We Don’t Want Science, We Want Hope
Personal Development is exactly what it says— it’s yours. Do not get conned into giving others attention. They’re not helping you, they’re distracting you while they rake it in.
If I tell you there’s no known preventative medicine available for the common cold, you might come at me with Vitamin C or Echinacea. They’ve been marketed as such. Placebo might even boost your immune system, so what’s the damage?
If I told you Green Tea has the same cold-resistant benefits and you should drink a cup a day, I’m flat-out lying to you. But just like me and everyone else, you’d rather believe something simplistic, something black and white, than be unsure or totally skeptical of cold cures.
Like the priests at my local church, I pay them money and they take away my sins. I am now pure and able to pass into heaven, until I make another mistake and have to go back. My priest now has a Lamborghini while I battle with debt but who cares, because in the future I will be in heaven with the Lord and I will have a lovely time.
You’re gonna tell me that’s not how it works. For a lot of people — that’s exactly how it works. I don’t even go to church. M.Night. Shyamalan-ed.
The reason people dislike Religion isn’t simply because it causes people to fight about imaginary beings in the sky. It’s because Religion tells people they are special but they are flawed. And that makes them not only complacent, but programs them for a life of perceived failure.
Which brings me nicely to the point.
Personal Development Blogs Work
Like many of you I’ve watched the self-improvement blogs take off here. They all seem to want you to sign up to their mailing list, at which point they will tell you more stuff you should be doing to achieve your true goal. Whether this is getting up early, taking cold showers or writing self-help posts that people love to read. We eat them up. One post I saw got 35K claps.
Am I to imagine that 700 people (if everyone on the post gave 50 claps) achieved success from reading that post?
I certainly imagine 700 people, and definitely more, wanting to be successful. There’s nothing wrong with a bit of motivation. I’ve read these posts when I needed a pick-me-up.
If I want to make a million dollars this year, which route am I going to choose? To go out there, try to sell myself and work hard on my passion with no map; or will I read 500 blogs about how other people did it and then take a nap?

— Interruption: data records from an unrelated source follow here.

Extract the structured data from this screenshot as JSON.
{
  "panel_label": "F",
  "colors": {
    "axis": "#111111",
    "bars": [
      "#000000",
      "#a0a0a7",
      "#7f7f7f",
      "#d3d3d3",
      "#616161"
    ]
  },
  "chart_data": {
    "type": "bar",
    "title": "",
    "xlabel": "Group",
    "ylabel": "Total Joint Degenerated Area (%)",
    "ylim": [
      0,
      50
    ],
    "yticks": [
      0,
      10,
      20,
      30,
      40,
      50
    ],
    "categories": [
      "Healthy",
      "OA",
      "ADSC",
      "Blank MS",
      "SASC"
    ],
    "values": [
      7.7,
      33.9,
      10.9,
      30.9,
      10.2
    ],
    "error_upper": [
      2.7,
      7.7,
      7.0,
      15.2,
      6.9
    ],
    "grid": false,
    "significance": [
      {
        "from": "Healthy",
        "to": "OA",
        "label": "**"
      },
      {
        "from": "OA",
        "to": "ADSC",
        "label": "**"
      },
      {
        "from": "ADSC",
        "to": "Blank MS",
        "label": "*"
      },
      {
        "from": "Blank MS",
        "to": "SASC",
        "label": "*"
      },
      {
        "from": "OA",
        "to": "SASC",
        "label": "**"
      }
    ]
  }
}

We don’t want to admit it, because that’s exactly what we do. We read these blogs to go into the fantasy world; where we don’t have kids or a family, where we don’t have that shitty day-job or crumbling debt in the background. a world where we know exactly what our passion is and it helps us get out of bed in the morning even though the temperature is -2.

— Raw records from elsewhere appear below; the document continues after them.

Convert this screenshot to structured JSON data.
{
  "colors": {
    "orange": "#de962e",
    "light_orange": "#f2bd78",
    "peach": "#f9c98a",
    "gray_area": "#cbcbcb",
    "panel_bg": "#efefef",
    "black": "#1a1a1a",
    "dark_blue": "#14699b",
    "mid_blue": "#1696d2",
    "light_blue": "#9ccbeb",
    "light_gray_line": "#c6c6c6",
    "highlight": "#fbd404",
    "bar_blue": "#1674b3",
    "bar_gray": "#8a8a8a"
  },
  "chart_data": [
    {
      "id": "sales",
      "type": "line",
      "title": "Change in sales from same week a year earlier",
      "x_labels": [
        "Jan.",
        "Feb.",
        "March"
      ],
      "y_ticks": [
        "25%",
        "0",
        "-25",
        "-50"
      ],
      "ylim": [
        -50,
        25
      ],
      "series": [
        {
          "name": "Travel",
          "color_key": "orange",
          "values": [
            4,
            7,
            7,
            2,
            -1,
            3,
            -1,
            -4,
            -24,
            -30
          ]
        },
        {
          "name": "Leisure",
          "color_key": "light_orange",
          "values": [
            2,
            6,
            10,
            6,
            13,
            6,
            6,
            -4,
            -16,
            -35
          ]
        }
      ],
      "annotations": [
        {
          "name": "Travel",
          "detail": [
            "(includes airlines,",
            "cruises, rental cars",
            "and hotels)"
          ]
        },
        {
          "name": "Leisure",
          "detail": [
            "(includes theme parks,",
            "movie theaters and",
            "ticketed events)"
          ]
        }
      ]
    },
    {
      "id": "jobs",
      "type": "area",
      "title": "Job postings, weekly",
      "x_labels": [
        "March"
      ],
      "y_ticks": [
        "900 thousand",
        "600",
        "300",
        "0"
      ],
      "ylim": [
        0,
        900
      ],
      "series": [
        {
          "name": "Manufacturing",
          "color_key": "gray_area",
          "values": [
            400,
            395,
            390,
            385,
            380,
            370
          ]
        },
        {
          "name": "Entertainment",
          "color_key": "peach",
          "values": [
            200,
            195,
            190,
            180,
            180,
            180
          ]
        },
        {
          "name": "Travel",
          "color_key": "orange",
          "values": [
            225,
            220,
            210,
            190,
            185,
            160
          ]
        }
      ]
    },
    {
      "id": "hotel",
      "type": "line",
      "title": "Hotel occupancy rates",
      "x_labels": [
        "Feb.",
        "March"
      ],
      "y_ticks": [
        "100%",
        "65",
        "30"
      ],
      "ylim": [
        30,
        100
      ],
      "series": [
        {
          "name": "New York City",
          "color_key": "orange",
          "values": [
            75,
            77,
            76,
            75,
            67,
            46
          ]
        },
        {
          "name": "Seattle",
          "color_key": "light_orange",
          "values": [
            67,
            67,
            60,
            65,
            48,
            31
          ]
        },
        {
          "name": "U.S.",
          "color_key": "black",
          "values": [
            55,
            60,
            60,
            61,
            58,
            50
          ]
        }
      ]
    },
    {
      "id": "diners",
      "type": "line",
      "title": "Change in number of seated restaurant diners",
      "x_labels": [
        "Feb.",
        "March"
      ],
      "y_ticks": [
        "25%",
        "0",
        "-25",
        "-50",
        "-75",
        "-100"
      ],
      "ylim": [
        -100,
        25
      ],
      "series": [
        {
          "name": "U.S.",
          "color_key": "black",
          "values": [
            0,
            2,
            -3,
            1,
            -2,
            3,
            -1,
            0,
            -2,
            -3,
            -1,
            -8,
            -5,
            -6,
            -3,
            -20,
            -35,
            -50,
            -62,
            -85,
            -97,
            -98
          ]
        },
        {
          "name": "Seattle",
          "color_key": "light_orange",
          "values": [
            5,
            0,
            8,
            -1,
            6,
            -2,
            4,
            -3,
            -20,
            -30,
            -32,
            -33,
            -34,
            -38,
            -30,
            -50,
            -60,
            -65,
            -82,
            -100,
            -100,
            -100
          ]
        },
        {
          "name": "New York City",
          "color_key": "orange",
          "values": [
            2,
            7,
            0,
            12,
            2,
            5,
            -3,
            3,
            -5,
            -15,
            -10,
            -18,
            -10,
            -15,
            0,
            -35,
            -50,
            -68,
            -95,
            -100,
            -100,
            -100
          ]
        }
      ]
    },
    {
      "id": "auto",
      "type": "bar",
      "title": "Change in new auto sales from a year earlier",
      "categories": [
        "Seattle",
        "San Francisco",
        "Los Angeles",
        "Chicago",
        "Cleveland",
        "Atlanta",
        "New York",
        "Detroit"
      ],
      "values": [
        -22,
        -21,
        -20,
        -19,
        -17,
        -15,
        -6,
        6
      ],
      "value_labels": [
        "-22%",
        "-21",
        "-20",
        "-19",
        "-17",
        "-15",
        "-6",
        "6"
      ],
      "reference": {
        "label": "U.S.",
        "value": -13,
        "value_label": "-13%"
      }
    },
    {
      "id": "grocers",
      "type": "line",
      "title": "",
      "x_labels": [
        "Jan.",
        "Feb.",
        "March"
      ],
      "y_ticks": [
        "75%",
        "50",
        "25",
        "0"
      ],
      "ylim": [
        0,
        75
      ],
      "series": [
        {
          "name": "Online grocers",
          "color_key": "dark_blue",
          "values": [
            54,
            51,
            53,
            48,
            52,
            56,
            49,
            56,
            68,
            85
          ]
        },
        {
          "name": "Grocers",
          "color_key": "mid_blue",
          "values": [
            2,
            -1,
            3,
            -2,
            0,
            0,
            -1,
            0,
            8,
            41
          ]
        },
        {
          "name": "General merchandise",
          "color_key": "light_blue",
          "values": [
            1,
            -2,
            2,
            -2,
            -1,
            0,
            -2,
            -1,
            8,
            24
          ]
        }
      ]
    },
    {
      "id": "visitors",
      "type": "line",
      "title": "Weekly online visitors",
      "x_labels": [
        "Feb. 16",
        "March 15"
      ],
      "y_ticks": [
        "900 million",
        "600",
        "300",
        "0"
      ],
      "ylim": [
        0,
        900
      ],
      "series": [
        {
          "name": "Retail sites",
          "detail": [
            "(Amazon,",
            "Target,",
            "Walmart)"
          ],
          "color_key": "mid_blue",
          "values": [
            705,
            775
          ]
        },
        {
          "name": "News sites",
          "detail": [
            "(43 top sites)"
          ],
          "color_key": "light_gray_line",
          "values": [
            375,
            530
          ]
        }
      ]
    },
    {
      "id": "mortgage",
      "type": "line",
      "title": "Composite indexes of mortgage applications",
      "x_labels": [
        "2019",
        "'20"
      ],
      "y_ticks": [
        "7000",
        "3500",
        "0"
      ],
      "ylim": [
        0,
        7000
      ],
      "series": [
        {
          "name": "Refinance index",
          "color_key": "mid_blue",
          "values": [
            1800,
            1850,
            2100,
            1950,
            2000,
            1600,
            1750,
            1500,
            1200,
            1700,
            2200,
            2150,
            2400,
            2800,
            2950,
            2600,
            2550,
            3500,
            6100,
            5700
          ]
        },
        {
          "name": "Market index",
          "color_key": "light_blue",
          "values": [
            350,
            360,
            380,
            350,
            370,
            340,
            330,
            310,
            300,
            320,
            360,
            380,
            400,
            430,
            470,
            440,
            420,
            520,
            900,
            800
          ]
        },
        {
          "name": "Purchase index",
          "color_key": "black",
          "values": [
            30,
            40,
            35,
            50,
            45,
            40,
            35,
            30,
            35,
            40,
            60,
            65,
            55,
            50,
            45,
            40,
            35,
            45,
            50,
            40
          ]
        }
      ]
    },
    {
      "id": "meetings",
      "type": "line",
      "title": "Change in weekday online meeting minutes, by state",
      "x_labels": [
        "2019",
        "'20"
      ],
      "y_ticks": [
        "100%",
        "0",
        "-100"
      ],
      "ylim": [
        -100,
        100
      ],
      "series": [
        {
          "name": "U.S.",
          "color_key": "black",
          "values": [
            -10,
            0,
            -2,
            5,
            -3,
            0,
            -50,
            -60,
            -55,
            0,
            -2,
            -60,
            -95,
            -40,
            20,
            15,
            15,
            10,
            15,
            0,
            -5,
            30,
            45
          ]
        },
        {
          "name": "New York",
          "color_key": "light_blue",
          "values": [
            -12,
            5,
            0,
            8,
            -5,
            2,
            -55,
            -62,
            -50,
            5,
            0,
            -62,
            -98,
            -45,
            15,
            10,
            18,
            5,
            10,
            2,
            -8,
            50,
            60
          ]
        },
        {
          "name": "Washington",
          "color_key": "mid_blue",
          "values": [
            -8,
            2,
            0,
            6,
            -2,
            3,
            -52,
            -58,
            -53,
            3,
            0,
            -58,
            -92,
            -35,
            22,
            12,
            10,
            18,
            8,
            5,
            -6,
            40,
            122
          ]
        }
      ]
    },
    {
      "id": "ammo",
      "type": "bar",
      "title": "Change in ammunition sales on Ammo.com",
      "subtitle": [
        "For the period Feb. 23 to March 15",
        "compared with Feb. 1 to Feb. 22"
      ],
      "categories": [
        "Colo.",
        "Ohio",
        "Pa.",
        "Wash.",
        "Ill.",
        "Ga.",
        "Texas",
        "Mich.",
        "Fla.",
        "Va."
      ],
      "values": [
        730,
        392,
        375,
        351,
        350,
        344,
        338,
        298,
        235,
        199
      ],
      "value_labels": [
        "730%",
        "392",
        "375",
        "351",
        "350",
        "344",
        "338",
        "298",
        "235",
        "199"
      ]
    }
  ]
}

We’re being sold a dream and we allow it because we don’t want to be told the odds. We don’t want practical advice, and we certainly don’t want to have to google it for ourselves.
The Science of Success
The science of success most definitely involves learning from others. But in this instant gratification society, we get a buzz reading positive words from others. To the point we no longer feel motivated after reading them. We feel good, satiated, but not motivated.
The science of success means going out there and carving your own path. You can listen to what everyone else is doing until you die, but it’s not going to magically start your project, or give you any ideas about what it is that burns in your very soul. Go out, experience, find your own path.

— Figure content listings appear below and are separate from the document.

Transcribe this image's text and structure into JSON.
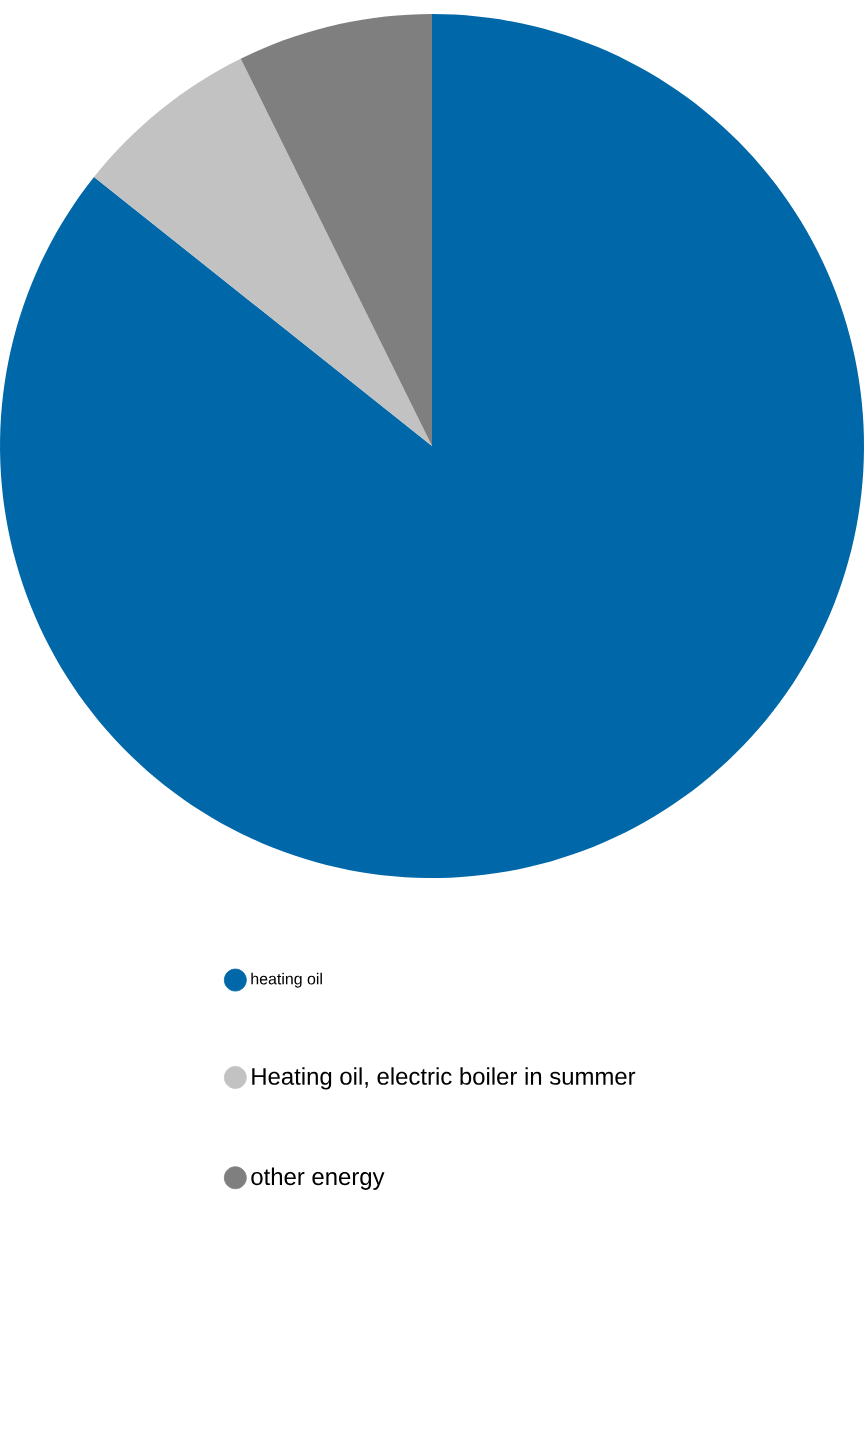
{
  "chart_data": {
    "type": "pie",
    "categories": [
      "heating oil",
      "Heating oil, electric boiler in summer",
      "other energy"
    ],
    "values": [
      85.7,
      7.0,
      7.3
    ],
    "colors": [
      "#0068a8",
      "#c2c2c2",
      "#7f7f7f"
    ],
    "legend": "bottom"
  }
}
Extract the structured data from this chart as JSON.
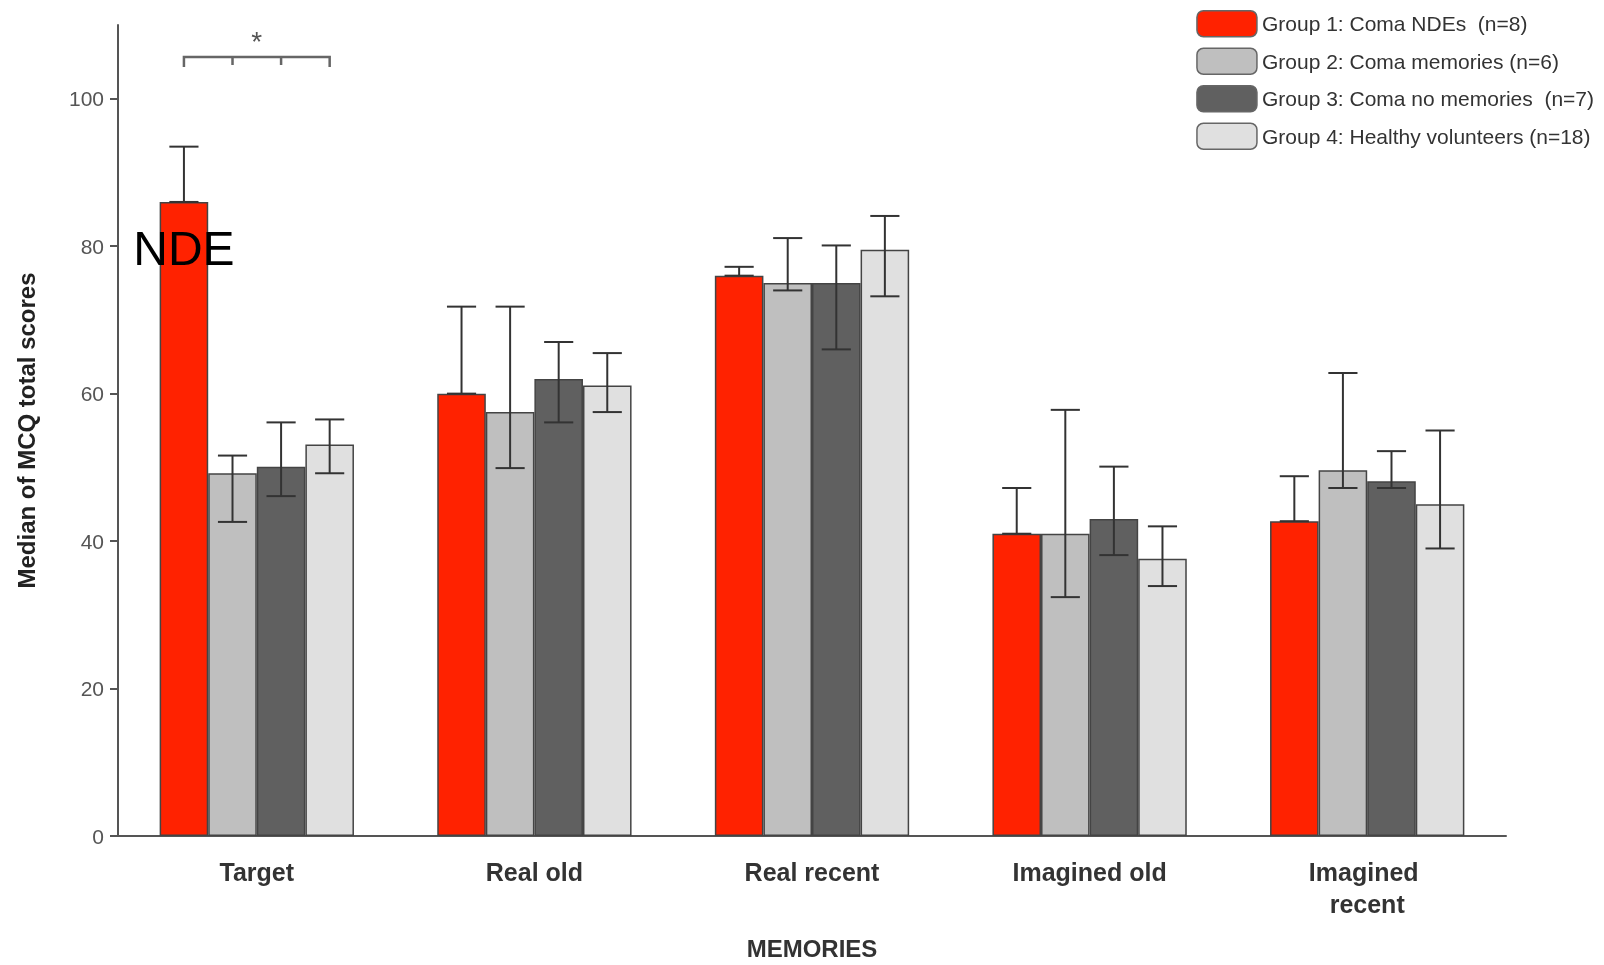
{
  "chart_data": {
    "type": "bar",
    "xlabel": "MEMORIES",
    "ylabel": "Median of MCQ total scores",
    "categories": [
      "Target",
      "Real old",
      "Real recent",
      "Imagined old",
      "Imagined recent"
    ],
    "series": [
      {
        "name": "Group 1: Coma NDEs  (n=8)",
        "color": "#ff2200",
        "values": [
          86,
          60,
          76,
          41,
          42.7
        ],
        "errors": [
          [
            86,
            93.5
          ],
          [
            60,
            71.8
          ],
          [
            76,
            77.2
          ],
          [
            41,
            47.2
          ],
          [
            42.7,
            48.8
          ]
        ]
      },
      {
        "name": "Group 2: Coma memories (n=6)",
        "color": "#bfbfbf",
        "values": [
          49.2,
          57.5,
          75,
          41,
          49.6
        ],
        "errors": [
          [
            42.6,
            51.6
          ],
          [
            49.9,
            71.8
          ],
          [
            74,
            81.1
          ],
          [
            32.4,
            57.8
          ],
          [
            47.2,
            62.8
          ]
        ]
      },
      {
        "name": "Group 3: Coma no memories  (n=7)",
        "color": "#606060",
        "values": [
          50.1,
          62,
          75,
          43,
          48.1
        ],
        "errors": [
          [
            46.1,
            56.1
          ],
          [
            56.1,
            67
          ],
          [
            66,
            80.1
          ],
          [
            38.1,
            50.1
          ],
          [
            47.2,
            52.2
          ]
        ]
      },
      {
        "name": "Group 4: Healthy volunteers (n=18)",
        "color": "#e0e0e0",
        "values": [
          53.1,
          61.1,
          79.5,
          37.6,
          45
        ],
        "errors": [
          [
            49.2,
            56.5
          ],
          [
            57.5,
            65.5
          ],
          [
            73.2,
            84.1
          ],
          [
            33.9,
            42
          ],
          [
            39,
            55
          ]
        ]
      }
    ],
    "ylim": [
      0,
      110
    ],
    "yticks": [
      0,
      20,
      40,
      60,
      80,
      100
    ],
    "grid": false,
    "legend": "top right",
    "annotations": [
      "*",
      "NDE"
    ]
  }
}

That’s not what people want to hear. That’s not what personal development people want to tell you. They want to hear ‘of course I signed up to your advice emails’. Whatever makes them more successful. They get their book deals and their payouts and you get stuck reading their pseudo-science bullshit.
‘Get up at 5am in the morning so I don’t have to.’
‘Join my mailing list so I can profit from your dreams, keeping you too busy reading my stuff to chase your own future’.
This is exactly what self-help artists are doing to us, and we cling so desperately to absolutes, promises and supposed facts that we let them. It’s time to stop.
There are a range of writers who do fantastic work on this website. They write poetry, fiction, life-stories, they write about epidemiology and the future of science, about politics and the future of the world. They’re not getting as much space as the self-help articles that have been recycled a million, billion times over. That’s our fault.
Medium isn’t a website simply for business success, it’s a place to celebrate the many forms of writing as an art. It’s time to get some variety back, to inspire people and to open our imaginations to something more than social status and financial gain. What do you know, it might even give you some ideas about what you actually want to do with your life.